Coloro che scelgono di intraprendere attività (e instaurare relazioni) direttamente dipendenti dalle risorse dei territori di campagna/montagna (quali quelle inquadrate nel settore primario dell’agro-silvo-pastorale, eventualmente integrate in multifunzione con ricettività e ospitalità) divengono in maniera più specifica neo-rurali neo-contadini (neo-pastori, neo-agricoltori ecc.). Il capitolo si focalizza propriamente su quest’ultima tipologia, e più specificamente sui neo-rurali neo-contadini conosciuti e osservati presso il territorio della Val Maira, in provincia di Cuneo.
Esso è difatti il prodotto combinato della mia ricerca di dottorato in Sociologia applicata e metodologia della ricerca sociale (ciclo XXXII) dal titolo Neoruralismo in Val Maira. La montagna per un ripensamento degli stili di vita e della {p. 154}borsa di ricerca su fondi del Progetto di eccellenza all’interno del gruppo di lavoro «Aree interne e spazi rurali», entrambe svolte presso il Dipartimento di Sociologia e Ricerca sociale dell’Università di Milano-Bicocca.
Una ricerca di taglio marcatamente qualitativo condotta attraverso il metodo dell’etnografia, svolta con tecniche miste di osservazione partecipante e interviste semistrutturate, di cui si presenta un resoconto nelle pagine che seguono.

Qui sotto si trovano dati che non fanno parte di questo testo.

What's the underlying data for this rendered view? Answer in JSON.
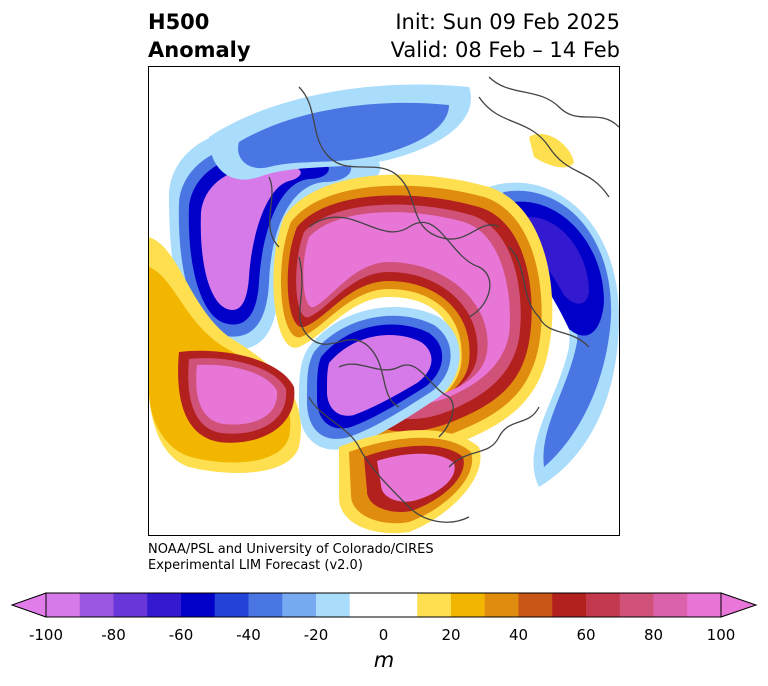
{
  "header": {
    "title_line1": "H500",
    "title_line2": "Anomaly",
    "init": "Init: Sun 09 Feb 2025",
    "valid": "Valid: 08 Feb – 14 Feb"
  },
  "credit": {
    "line1": "NOAA/PSL and University of Colorado/CIRES",
    "line2": "Experimental LIM Forecast (v2.0)"
  },
  "colorbar": {
    "ticks": [
      "-100",
      "-80",
      "-60",
      "-40",
      "-20",
      "0",
      "20",
      "40",
      "60",
      "80",
      "100"
    ],
    "units": "m",
    "colors": [
      "#d77ae9",
      "#9b55e0",
      "#6836d9",
      "#3319cf",
      "#0000c8",
      "#2444d9",
      "#4a76e3",
      "#77aaf0",
      "#aadcfb",
      "#ffffff",
      "#ffffff",
      "#fddf4f",
      "#f2b500",
      "#e08c0e",
      "#c95517",
      "#b3211f",
      "#c3384c",
      "#d05279",
      "#da62ab",
      "#e776d7"
    ],
    "extend_low_color": "#e07de9",
    "extend_high_color": "#e877d9"
  }
}
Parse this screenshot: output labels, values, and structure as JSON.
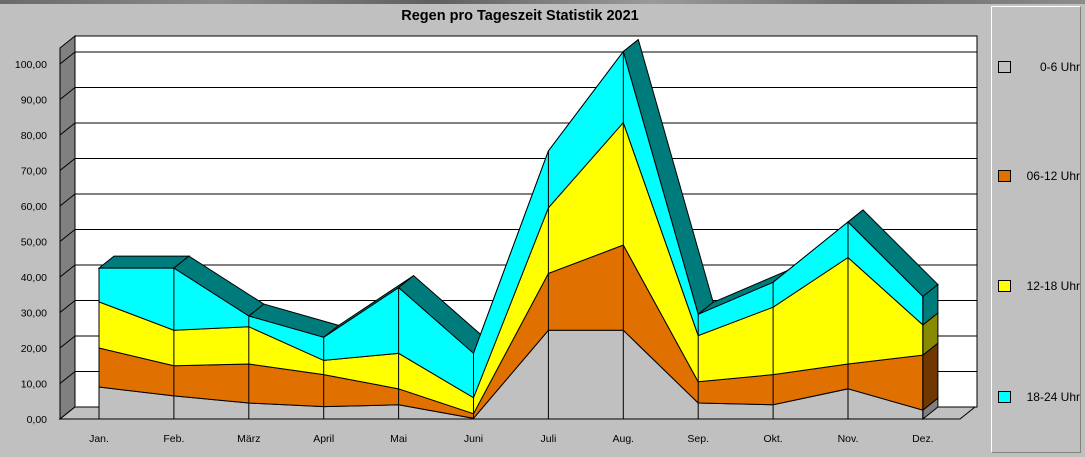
{
  "window": {
    "title": "Regen pro Tageszeit Statistik 2021"
  },
  "chart_data": {
    "type": "area",
    "stacked": true,
    "three_d": true,
    "title": "Regen pro Tageszeit Statistik 2021",
    "xlabel": "",
    "ylabel": "",
    "ylim": [
      0,
      100
    ],
    "yticks": [
      "0,00",
      "10,00",
      "20,00",
      "30,00",
      "40,00",
      "50,00",
      "60,00",
      "70,00",
      "80,00",
      "90,00",
      "100,00"
    ],
    "grid": true,
    "legend": "right",
    "categories": [
      "Jan.",
      "Feb.",
      "März",
      "April",
      "Mai",
      "Juni",
      "Juli",
      "Aug.",
      "Sep.",
      "Okt.",
      "Nov.",
      "Dez."
    ],
    "series": [
      {
        "name": "0-6 Uhr",
        "color": "#c0c0c0",
        "values": [
          9,
          6.5,
          4.5,
          3.5,
          4,
          0.2,
          25,
          25,
          4.5,
          4,
          8.5,
          2.5
        ]
      },
      {
        "name": "06-12 Uhr",
        "color": "#e07000",
        "values": [
          11,
          8.5,
          11,
          9,
          4.5,
          1.3,
          16,
          24,
          6,
          8.5,
          7,
          15.5
        ]
      },
      {
        "name": "12-18 Uhr",
        "color": "#ffff00",
        "values": [
          13,
          10,
          10.5,
          4,
          10,
          4.5,
          18.5,
          34.5,
          13,
          19,
          30,
          8.5
        ]
      },
      {
        "name": "18-24 Uhr",
        "color": "#00ffff",
        "values": [
          9.5,
          17.5,
          3,
          6.5,
          18.5,
          12.5,
          16,
          20,
          6,
          7,
          10,
          8
        ]
      }
    ],
    "top_color": "#007b7b"
  }
}
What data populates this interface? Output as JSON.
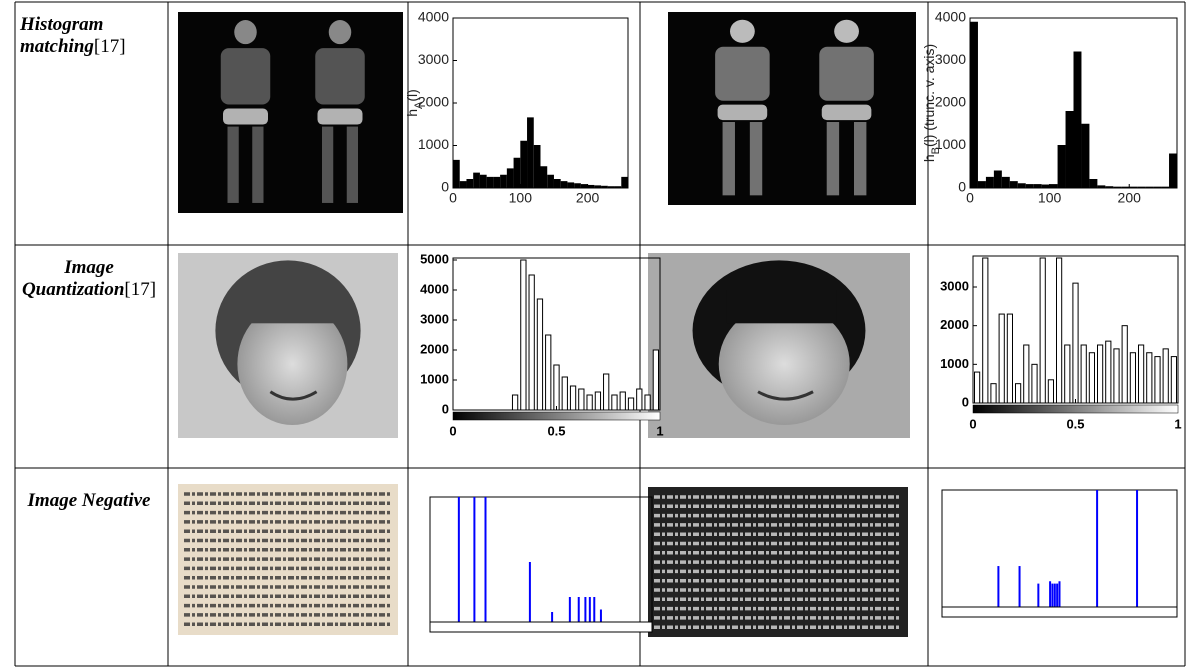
{
  "table": {
    "rows": [
      {
        "label": "Histogram matching",
        "ref": "[17]",
        "before": {
          "type": "histogram",
          "ylabel": [
            "h",
            "A",
            "(l)"
          ],
          "color": "#000000",
          "bins": [
            0,
            10,
            20,
            30,
            40,
            50,
            60,
            70,
            80,
            90,
            100,
            110,
            120,
            130,
            140,
            150,
            160,
            170,
            180,
            190,
            200,
            210,
            220,
            230,
            240,
            250,
            260
          ],
          "values": [
            650,
            150,
            200,
            350,
            300,
            250,
            250,
            300,
            450,
            700,
            1100,
            1650,
            1000,
            500,
            300,
            200,
            150,
            120,
            100,
            80,
            60,
            50,
            40,
            30,
            30,
            250
          ],
          "xlim": [
            0,
            260
          ],
          "ylim": [
            0,
            4000
          ],
          "xticks": [
            0,
            100,
            200
          ],
          "yticks": [
            0,
            1000,
            2000,
            3000,
            4000
          ]
        },
        "after": {
          "type": "histogram",
          "ylabel": [
            "h",
            "B",
            "(l) (trunc. v. axis)"
          ],
          "color": "#000000",
          "bins": [
            0,
            10,
            20,
            30,
            40,
            50,
            60,
            70,
            80,
            90,
            100,
            110,
            120,
            130,
            140,
            150,
            160,
            170,
            180,
            190,
            200,
            210,
            220,
            230,
            240,
            250,
            260
          ],
          "values": [
            3900,
            150,
            250,
            400,
            250,
            150,
            100,
            80,
            80,
            70,
            80,
            1000,
            1800,
            3200,
            1500,
            200,
            50,
            30,
            20,
            20,
            20,
            20,
            20,
            20,
            20,
            800
          ],
          "xlim": [
            0,
            260
          ],
          "ylim": [
            0,
            4000
          ],
          "xticks": [
            0,
            100,
            200
          ],
          "yticks": [
            0,
            1000,
            2000,
            3000,
            4000
          ]
        }
      },
      {
        "label": "Image Quantization",
        "ref": "[17]",
        "before": {
          "type": "histogram",
          "color": "#000000",
          "bins": [
            0,
            0.04,
            0.08,
            0.12,
            0.16,
            0.2,
            0.24,
            0.28,
            0.32,
            0.36,
            0.4,
            0.44,
            0.48,
            0.52,
            0.56,
            0.6,
            0.64,
            0.68,
            0.72,
            0.76,
            0.8,
            0.84,
            0.88,
            0.92,
            0.96,
            1
          ],
          "values": [
            0,
            0,
            0,
            0,
            0,
            0,
            0,
            500,
            5000,
            4500,
            3700,
            2500,
            1500,
            1100,
            800,
            700,
            500,
            600,
            1200,
            500,
            600,
            400,
            700,
            500,
            2000
          ],
          "xlim": [
            0,
            1
          ],
          "ylim": [
            0,
            5000
          ],
          "xticks": [
            0,
            0.5,
            1
          ],
          "yticks": [
            0,
            1000,
            2000,
            3000,
            4000,
            5000
          ]
        },
        "after": {
          "type": "histogram",
          "color": "#000000",
          "bins": [
            0,
            0.04,
            0.08,
            0.12,
            0.16,
            0.2,
            0.24,
            0.28,
            0.32,
            0.36,
            0.4,
            0.44,
            0.48,
            0.52,
            0.56,
            0.6,
            0.64,
            0.68,
            0.72,
            0.76,
            0.8,
            0.84,
            0.88,
            0.92,
            0.96,
            1
          ],
          "values": [
            800,
            3750,
            500,
            2300,
            2300,
            500,
            1500,
            1000,
            3750,
            600,
            3750,
            1500,
            3100,
            1500,
            1300,
            1500,
            1600,
            1400,
            2000,
            1300,
            1500,
            1300,
            1200,
            1400,
            1200
          ],
          "xlim": [
            0,
            1
          ],
          "ylim": [
            0,
            3750
          ],
          "xticks": [
            0,
            0.5,
            1
          ],
          "yticks": [
            0,
            1000,
            2000,
            3000
          ]
        }
      },
      {
        "label": "Image Negative",
        "before": {
          "type": "bar",
          "color": "#0000ff",
          "x": [
            0.13,
            0.2,
            0.25,
            0.45,
            0.55,
            0.63,
            0.67,
            0.7,
            0.72,
            0.74,
            0.77
          ],
          "values": [
            1,
            1,
            1,
            0.48,
            0.08,
            0.2,
            0.2,
            0.2,
            0.2,
            0.2,
            0.1
          ],
          "xlim": [
            0,
            1
          ],
          "ylim": [
            0,
            1
          ]
        },
        "after": {
          "type": "bar",
          "color": "#0000ff",
          "x": [
            0.24,
            0.33,
            0.41,
            0.46,
            0.47,
            0.48,
            0.49,
            0.5,
            0.66,
            0.83
          ],
          "values": [
            0.35,
            0.35,
            0.2,
            0.22,
            0.2,
            0.2,
            0.2,
            0.22,
            1,
            1
          ],
          "xlim": [
            0,
            1
          ],
          "ylim": [
            0,
            1
          ]
        }
      }
    ]
  }
}
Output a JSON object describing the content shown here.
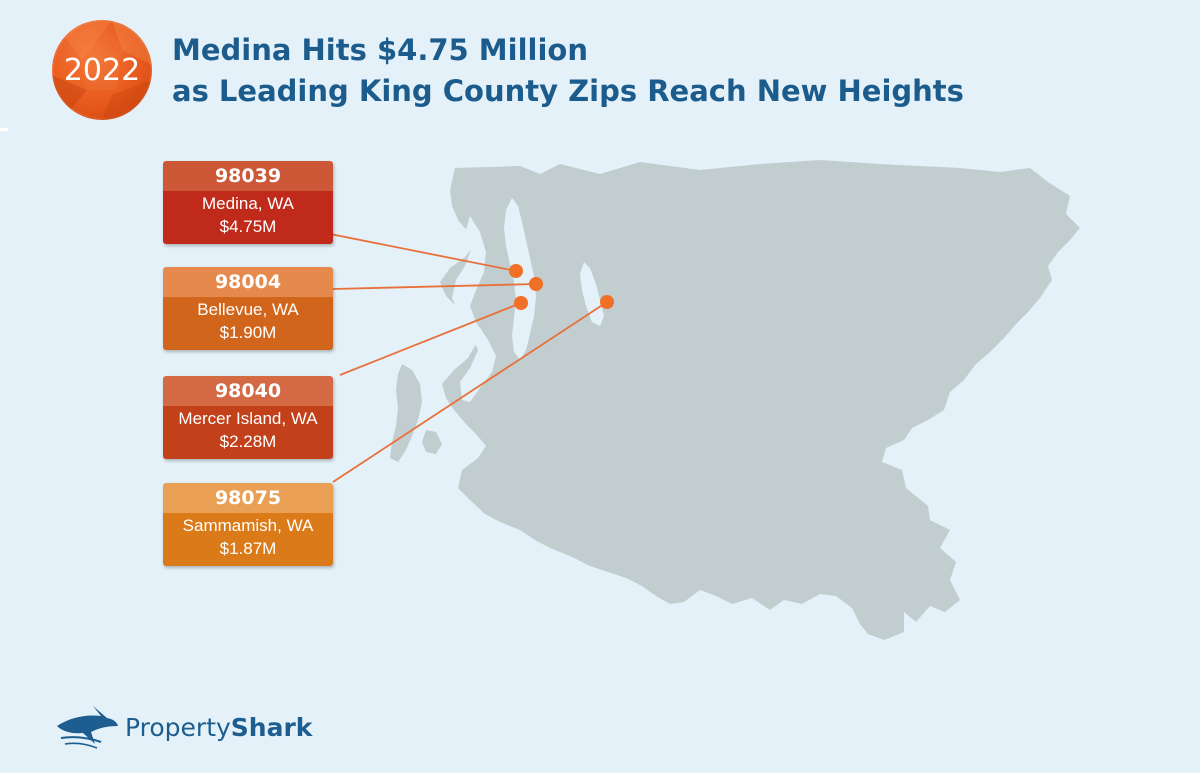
{
  "header": {
    "year": "2022",
    "title_line1": "Medina Hits $4.75 Million",
    "title_line2": "as Leading King County Zips Reach New Heights"
  },
  "labels": [
    {
      "zip": "98039",
      "city": "Medina, WA",
      "price": "$4.75M",
      "color_top": "#cc5838",
      "color_bottom": "#c02a1a"
    },
    {
      "zip": "98004",
      "city": "Bellevue, WA",
      "price": "$1.90M",
      "color_top": "#e58a4c",
      "color_bottom": "#d2651c"
    },
    {
      "zip": "98040",
      "city": "Mercer Island, WA",
      "price": "$2.28M",
      "color_top": "#d46a44",
      "color_bottom": "#c2411a"
    },
    {
      "zip": "98075",
      "city": "Sammamish, WA",
      "price": "$1.87M",
      "color_top": "#e9a055",
      "color_bottom": "#db7a19"
    }
  ],
  "colors": {
    "background": "#e4f1f9",
    "land": "#c2cdcf",
    "marker": "#f07028",
    "title": "#1c5c8d"
  },
  "logo": {
    "name_part1": "Property",
    "name_part2": "Shark"
  }
}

1. La questione dei margini e le montagne italiane

1.1. Focalizzandosi sui «margini»

Uno dei temi di maggior interesse che negli ultimi anni ha interessato il discorso sociale nel nostro Paese riguarda il disequilibrio territoriale sviluppatosi e manifestatosi nel corso del Novecento che ha condotto a una sperequazione demografica, economica e culturale tra i territori dell’Italia. Disequilibri massimamente rappresentati nelle differenze che intercorrono tra i «poli», generalmente planiziali e alimentati dalla presenza di città metropolitane presso cui si è incardinato lo sviluppo recente (industriale e post-industriale) e quei territori che, al contrario, sono riconoscibili e interpretabili come «margini». Margini che si identificano innanzitutto con gli spazi misconosciuti ed esclusi delle aree interne [1]
rurali, della montagna e della campagna italiana, privi di economie {p. 155}industriali e terziarie, così come di sufficienti livelli di servizi di cittadinanza (quali scuole, ospedali, farmacie, trasporti ecc.), ma anche gli spazi intermedi dei tessuti provinciali ed extraurbani «dimenticati» nel passaggio da fordismo a post-fordismo, e finanche le periferie urbane tragicamente rappresentanti gli effetti collaterali della globalizzazione (dalla questione ambientale, a quella sanitaria, e poi migratoria, economica ecc.) [Carrosio 2019; Lanzani, Del Fabbro e Coppola 2021; De Rossi 2018].
Ma questo testo ruota invece attorno a un segnale di speranza. E cioè che queste stesse «aree interne», «fragili», «marginali», se indagate a fondo, possono al contrario fornire segnali di ricomposizione di tali divari.
Come premessa va informato il lettore che, nel presente testo, si indagano tali «segnali di ripresa» focalizzandosi sulla prima tipologia di «margini» appena presentata, e nello specifico si intende porre lo sguardo presso le «aree interne» della montagna italiana. Territori che, come si diceva, da tempo vengono riconosciuti come «spazi di deprivazione» [dell’Agnese 1998], di «deprivazione multipla» [Barbera 2018]. Questo concetto di deprivazione viene sinteticamente espresso come complesso di penalizzazioni, tanto in termini di accessibilità infrastrutturale quanto nelle forti contrazioni nei livelli di offerta dei servizi, che non garantiscono piena cittadinanza del vivere presso quelle aree con la conseguente crisi della tenuta demografica della popolazione e delle opportunità economiche, occupazionali e di investimento ivi presenti.
Problematiche annose per la montagna italiana e ancora attualissime, come confermato dalla realizzazione della Strategia nazionale per le aree interne [2]
– politica pubblica che {p. 156}intende supportare gli sviluppi in corso nei cosiddetti «margini» e si sforza nel superamento della crisi territoriale – che individua proprio molte «aree ultra-periferiche», quelle che più risentono di tali questioni, proprio nei territori montani.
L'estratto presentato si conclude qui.